Wouldn't it make more sense to implement validation in Model?
I prefer the Ardent package for making validation of models as smooth and minimal as possible. To me it makes more sense to have the validation rules in the model as well.
It will return false when $model->save() is called and validation fails, then you can get the error messages through $model->errors()->all() for example.
It does make sense to have validation in the models, but this validation should only be there to make sure you don't save any corrupt data.
The Validator is in the Controller because it's used to handle Input, and generate Output.
If you would do the validation in the Model then you either have to return false, and show the user the most random of error messages about invalid data.
You could also return some kine of array containing all the errors that are generated, but that's something a Model shouldn't do.
Or you could throw an Exception, which is something that should be done when a model tries to consume invalid data, but it kills the application, which is not the wanted solution for a form validator.
When doing the form validation in the Controller, you can do everything you want with the error messages, without changing the purpose of a Model.
And in your model you can do a validation to make sure you didn't make a mistake, which will corrupt your database. Because if this happens the application should shut down.
So to put this in a real answer to your question:
Validation in the model makes sense to avoid corrupt data, but if you want to give feedback to the user about invalid input, it should be in the controller.
I wrestled with this for a while and settled on handling most of my validation in a validation service, based something along the lines of this. I can then have different validation rules based on the context.
As Nico mentions, validation in the model is good to avoid corrupt data, but I prefer thin controllers so I pass the functionality that would sit in controller into the service. This also has the benefit of being able to reuse the validation in different controllers/methods.

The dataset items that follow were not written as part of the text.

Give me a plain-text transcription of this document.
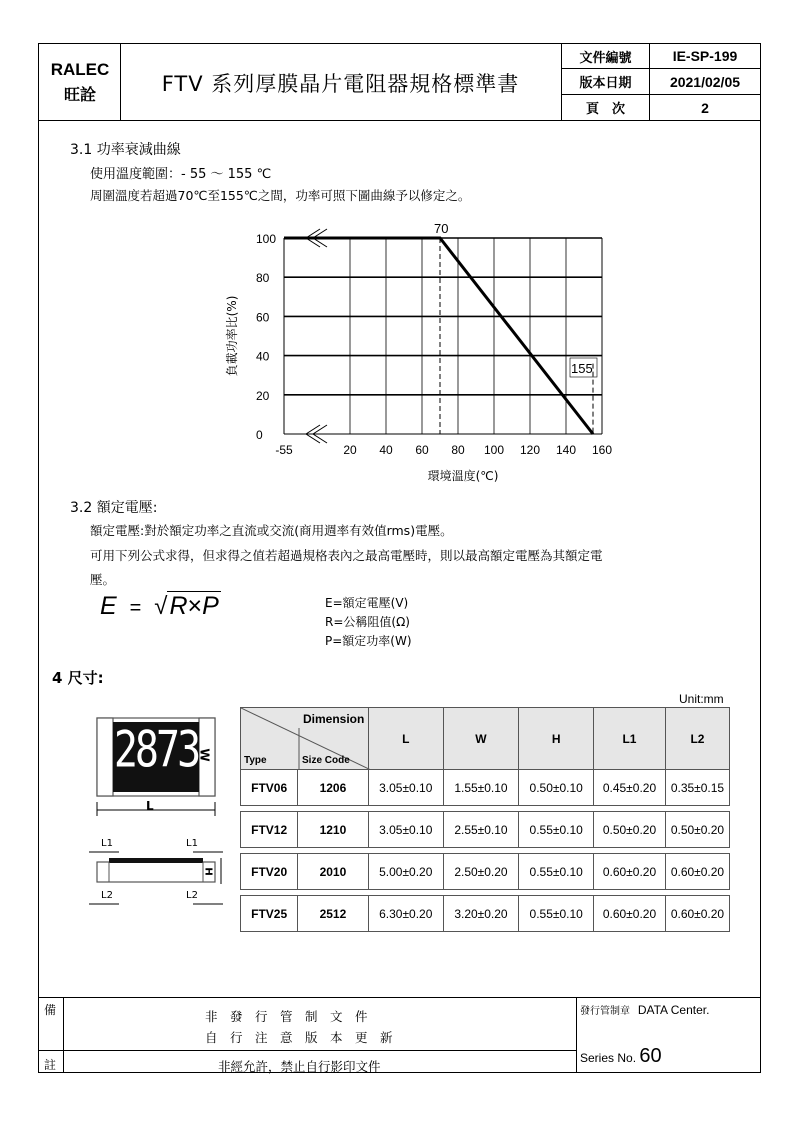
RALEC
旺詮	FTV 系列厚膜晶片電阻器規格標準書
文件編號	IE-SP-199
版本日期	2021/02/05
頁　次	2
3.1 功率衰減曲線
使用溫度範圍：- 55 ～ 155 ℃
周圍溫度若超過70℃至155℃之間，功率可照下圖曲線予以修定之。
0
20
40
60
80
100
-55	20 40 60 80 100 120 140 160
70
155
環境溫度(℃)
負載功率比(%)
3.2 額定電壓:
額定電壓:對於額定功率之直流或交流(商用週率有效值rms)電壓。
可用下列公式求得，但求得之值若超過規格表內之最高電壓時，則以最高額定電壓為其額定電
壓。
E = √R×P	E=額定電壓(V)
R=公稱阻值(Ω)
P=額定功率(W)
4 尺寸:
Unit:mm
2873 W
L
L1	L1
H
L2	L2
Dimension
Type Size Code		L	W	H	L1	L2	
FTV06	1206	3.05±0.10	1.55±0.10	0.50±0.10	0.45±0.20	0.35±0.15	

FTV12	1210	3.05±0.10	2.55±0.10	0.55±0.10	0.50±0.20	0.50±0.20	

FTV20	2010	5.00±0.20	2.50±0.20	0.55±0.10	0.60±0.20	0.60±0.20	

FTV25	2512	6.30±0.20	3.20±0.20	0.55±0.10	0.60±0.20	0.60±0.20	
備
註
非　發　行　管　制　文　件
自　行　注　意　版　本　更　新
非經允許，禁止自行影印文件
發行管制章 DATA Center.
Series No. 60
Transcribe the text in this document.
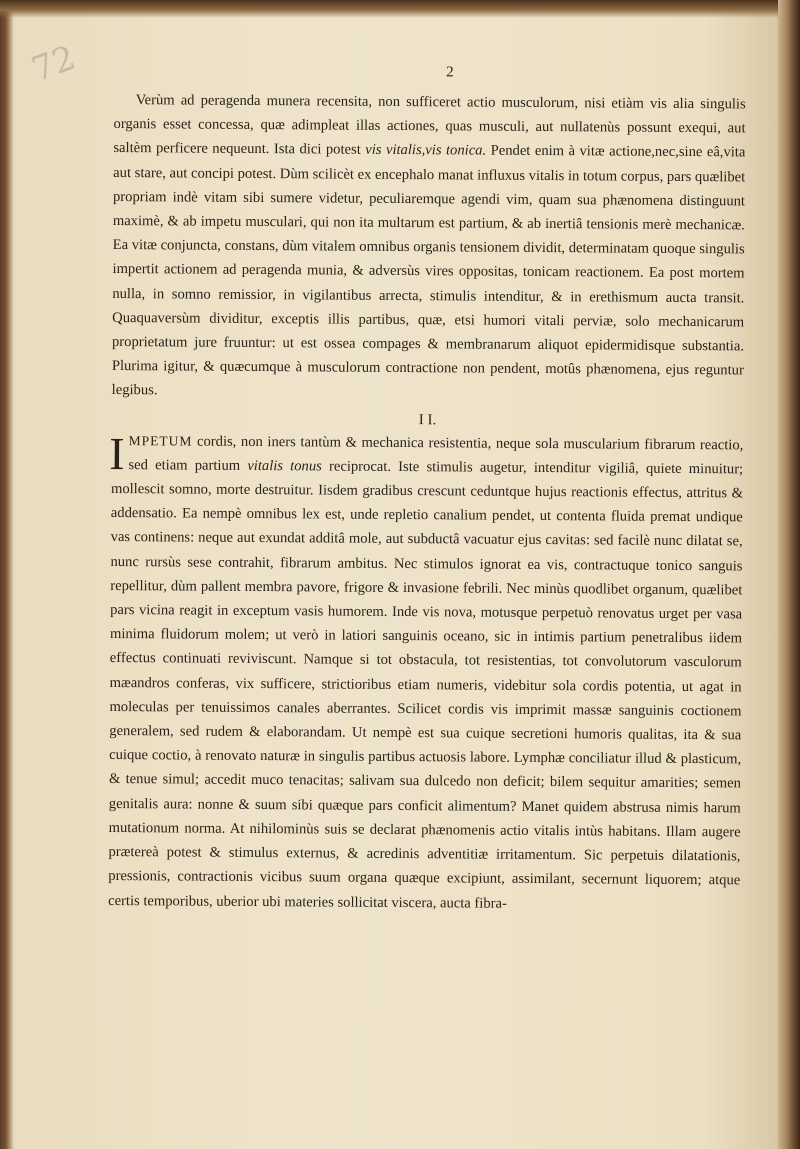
72	2

Verùm ad peragenda munera recensita, non sufficeret actio musculorum, nisi etiàm vis alia singulis organis esset concessa, quæ adimpleat illas actiones, quas musculi, aut nullatenùs possunt exequi, aut saltèm perficere nequeunt. Ista dici potest vis vitalis,vis tonica. Pendet enim à vitæ actione,nec,sine eâ,vita aut stare, aut concipi potest. Dùm scilicèt ex encephalo manat influxus vitalis in totum corpus, pars quælibet propriam indè vitam sibi sumere videtur, peculiaremque agendi vim, quam sua phænomena distinguunt maximè, & ab impetu musculari, qui non ita multarum est partium, & ab inertiâ tensionis merè mechanicæ. Ea vitæ conjuncta, constans, dùm vitalem omnibus organis tensionem dividit, determinatam quoque singulis impertit actionem ad peragenda munia, & adversùs vires oppositas, tonicam reactionem. Ea post mortem nulla, in somno remissior, in vigilantibus arrecta, stimulis intenditur, & in erethismum aucta transit. Quaquaversùm dividitur, exceptis illis partibus, quæ, etsi humori vitali perviæ, solo mechanicarum proprietatum jure fruuntur: ut est ossea compages & membranarum aliquot epidermidisque substantia. Plurima igitur, & quæcumque à musculorum contractione non pendent, motûs phænomena, ejus reguntur legibus.

I I.

IMPETUM cordis, non iners tantùm & mechanica resistentia, neque sola muscularium fibrarum reactio, sed etiam partium vitalis tonus reciprocat. Iste stimulis augetur, intenditur vigiliâ, quiete minuitur; mollescit somno, morte destruitur. Iisdem gradibus crescunt ceduntque hujus reactionis effectus, attritus & addensatio. Ea nempè omnibus lex est, unde repletio canalium pendet, ut contenta fluida premat undique vas continens: neque aut exundat additâ mole, aut subductâ vacuatur ejus cavitas: sed facilè nunc dilatat se, nunc rursùs sese contrahit, fibrarum ambitus. Nec stimulos ignorat ea vis, contractuque tonico sanguis repellitur, dùm pallent membra pavore, frigore & invasione febrili. Nec minùs quodlibet organum, quælibet pars vicina reagit in exceptum vasis humorem. Inde vis nova, motusque perpetuò renovatus urget per vasa minima fluidorum molem; ut verò in latiori sanguinis oceano, sic in intimis partium penetralibus iidem effectus continuati reviviscunt. Namque si tot obstacula, tot resistentias, tot convolutorum vasculorum mæandros conferas, vix sufficere, strictioribus etiam numeris, videbitur sola cordis potentia, ut agat in moleculas per tenuissimos canales aberrantes. Scilicet cordis vis imprimit massæ sanguinis coctionem generalem, sed rudem & elaborandam. Ut nempè est sua cuique secretioni humoris qualitas, ita & sua cuique coctio, à renovato naturæ in singulis partibus actuosis labore. Lymphæ conciliatur illud & plasticum, & tenue simul; accedit muco tenacitas; salivam sua dulcedo non deficit; bilem sequitur amarities; semen genitalis aura: nonne & suum sibi quæque pars conficit alimentum? Manet quidem abstrusa nimis harum mutationum norma. At nihilominùs suis se declarat phænomenis actio vitalis intùs habitans. Illam augere prætereà potest & stimulus externus, & acredinis adventitiæ irritamentum. Sic perpetuis dilatationis, pressionis, contractionis vicibus suum organa quæque excipiunt, assimilant, secernunt liquorem; atque certis temporibus, uberior ubi materies sollicitat viscera, aucta fibra-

Why I prefer In-Model Validation: I've worked with both styles and each have pluses and minuses, but I prefer in-model validation. In our current app I don't see in-controller validation as an option, since we're altering our data in so many places (dedicated forms, inline edit, bulk edit, bulk upload, api, etc). I've never really worked with validation services (though they might be an option) but I personally like to keep logic as close to the model as possible, that way I know another developer won't bypass it. I also don't like adding lots of extra files on top of the MVC and basic Libraries folder because it just seems like more you have to think about organizing properly.

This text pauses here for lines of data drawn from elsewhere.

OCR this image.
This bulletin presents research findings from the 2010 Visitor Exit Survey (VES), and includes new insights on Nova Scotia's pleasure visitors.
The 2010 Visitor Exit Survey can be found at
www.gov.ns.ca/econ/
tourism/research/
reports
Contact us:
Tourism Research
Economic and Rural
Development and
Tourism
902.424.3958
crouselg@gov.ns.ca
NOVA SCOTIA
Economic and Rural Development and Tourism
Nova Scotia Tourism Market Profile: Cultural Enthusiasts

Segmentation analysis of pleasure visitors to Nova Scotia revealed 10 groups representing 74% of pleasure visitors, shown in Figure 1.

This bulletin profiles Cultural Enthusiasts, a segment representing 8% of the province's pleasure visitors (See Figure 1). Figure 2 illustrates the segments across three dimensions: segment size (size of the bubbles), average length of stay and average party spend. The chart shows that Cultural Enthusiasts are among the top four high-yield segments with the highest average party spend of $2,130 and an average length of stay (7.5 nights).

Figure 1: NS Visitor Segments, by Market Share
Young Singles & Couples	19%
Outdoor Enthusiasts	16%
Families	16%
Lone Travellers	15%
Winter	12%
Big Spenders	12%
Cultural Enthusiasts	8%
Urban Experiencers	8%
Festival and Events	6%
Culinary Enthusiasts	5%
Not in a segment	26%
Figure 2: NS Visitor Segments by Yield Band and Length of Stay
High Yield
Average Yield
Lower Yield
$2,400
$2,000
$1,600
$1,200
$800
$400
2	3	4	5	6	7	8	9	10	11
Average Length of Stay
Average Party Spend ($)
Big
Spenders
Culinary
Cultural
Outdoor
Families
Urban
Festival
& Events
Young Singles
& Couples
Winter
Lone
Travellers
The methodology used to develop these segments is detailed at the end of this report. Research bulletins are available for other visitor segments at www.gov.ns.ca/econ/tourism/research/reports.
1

Issues with In-Model Validation: These are some things you need to consider to make In-Model work well. SOME OF THESE ARE ALREADY TAKEN INTO CONSIDERATION BY PLUGINS. I think other frameworks (CakePHP) already deal with these, but Laravel doesn't really.

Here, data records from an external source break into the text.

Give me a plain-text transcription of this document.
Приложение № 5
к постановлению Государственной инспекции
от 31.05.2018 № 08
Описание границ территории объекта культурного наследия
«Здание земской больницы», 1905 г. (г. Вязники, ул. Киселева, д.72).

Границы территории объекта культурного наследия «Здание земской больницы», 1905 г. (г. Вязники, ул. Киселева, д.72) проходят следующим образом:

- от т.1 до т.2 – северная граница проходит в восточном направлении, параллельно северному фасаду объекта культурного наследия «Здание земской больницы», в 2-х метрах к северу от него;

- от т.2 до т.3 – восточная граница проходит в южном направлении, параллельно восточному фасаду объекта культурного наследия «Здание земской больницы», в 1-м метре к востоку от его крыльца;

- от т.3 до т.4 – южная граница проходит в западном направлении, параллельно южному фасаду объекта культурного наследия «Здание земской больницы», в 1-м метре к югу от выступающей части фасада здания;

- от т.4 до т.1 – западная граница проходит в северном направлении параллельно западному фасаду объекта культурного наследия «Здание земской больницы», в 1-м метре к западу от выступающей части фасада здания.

Values that will be validated but not saved to the db (e.g.,
"accepted_agreement").
Many to many or belongs to many
relationships
Setting conditional defaults (not critical but
might want to think about at the same time)
Various form scenarios - sometimes you might need different validation
depending upon which form submits it. The form reference can be a
purgeable attribute for validation maybe?
How will you get back error messages (all in-model validation plugins handle this for you)
Different validation rulesets. Draft creation vs "real" creation. (Most handle this for you)
Ultimately, for simple applications that don't have lots of ways of interacting with the model, I'd say controller validation may be simpler, other then that I prefer in-model.